What software are you using as far as editing and compressing?

Brian
 
I'm gonna stream a small interview for web, I recorded it in 1080i with my Canon HV20.

After editing it's 2 1/2 minutes and it's about 350MB.

How should I compress it and what size would you recommend for web?

Of course I want it to load as fast as possible on the website... in the end is an interview so I don't need that much quality.

Thanks

Does an interview really need to stay 1080i? There's nothing much to look at, is there? Very very few people will be able to enjoy your segment online at that resolution, and it will kill you on bandwidth. You could leave it higher resolution like 720x480 anamorphic, but if you are creating it for the web, I'd knock it down to I'd knock that baby way down down to no more than 640x360 or even 512x288 and leave it interlaced, 2 pass H.264 with decksnap's recommendations on bitrate. Try 20FPS and see if you can tolerate it. You should be able to go pretty darn low on bitrate since I'm guessing you've got very little motion.
 
The h264 format is definitely the bomb for the file-size problem.
the older format prior to H26 was the sorenson codec for filesize.

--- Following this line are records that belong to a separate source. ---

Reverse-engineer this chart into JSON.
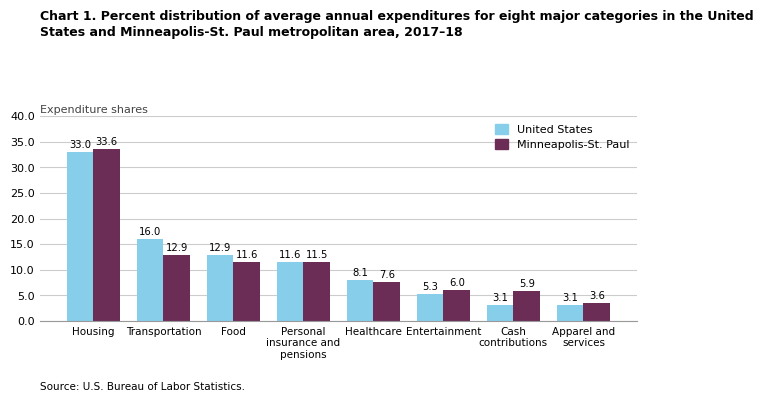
{
  "title": "Chart 1. Percent distribution of average annual expenditures for eight major categories in the United\nStates and Minneapolis-St. Paul metropolitan area, 2017–18",
  "subtitle": "Expenditure shares",
  "source": "Source: U.S. Bureau of Labor Statistics.",
  "categories": [
    "Housing",
    "Transportation",
    "Food",
    "Personal\ninsurance and\npensions",
    "Healthcare",
    "Entertainment",
    "Cash\ncontributions",
    "Apparel and\nservices"
  ],
  "us_values": [
    33.0,
    16.0,
    12.9,
    11.6,
    8.1,
    5.3,
    3.1,
    3.1
  ],
  "msp_values": [
    33.6,
    12.9,
    11.6,
    11.5,
    7.6,
    6.0,
    5.9,
    3.6
  ],
  "us_color": "#87CEEB",
  "msp_color": "#6B2D56",
  "us_label": "United States",
  "msp_label": "Minneapolis-St. Paul",
  "ylim": [
    0,
    40
  ],
  "yticks": [
    0.0,
    5.0,
    10.0,
    15.0,
    20.0,
    25.0,
    30.0,
    35.0,
    40.0
  ],
  "bar_width": 0.38,
  "title_fontsize": 9.0,
  "subtitle_fontsize": 8.0,
  "tick_fontsize": 8.0,
  "label_fontsize": 7.5,
  "legend_fontsize": 8.0,
  "value_fontsize": 7.2,
  "source_fontsize": 7.5,
  "background_color": "#ffffff",
  "grid_color": "#cccccc"
}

Reduce the audio as well down to 22khz and go for mono to reduce it even more.

You can even double the size of a Quicktime movie using the scale parameter.

'scale','1.5'
'scale','2'
'scale','3'

You save the actual data size with a smaller size and a slightly larger displayed frame when viewing in the webpage.

It can cause a problem when you go too high with regards to pixel jaggies.

Here is an example of this aspect in working progress.
http://www.toastmedia.com.au/vid_home_fictions.php
The original file format is .5 smaller then what your viewing.

If your not a code monkey you can access a free program to set all this up for you.
http://www.qtbridge.com/pageot/pageot.html
Its a frenchy frog program but worth the download.

My web page also has the source code for how I achieved it.

remember also that a quicktime movie has a little more vertical space for the control panel so you need to add a little vertical buffer of pixels or the controls will appear to be cut off.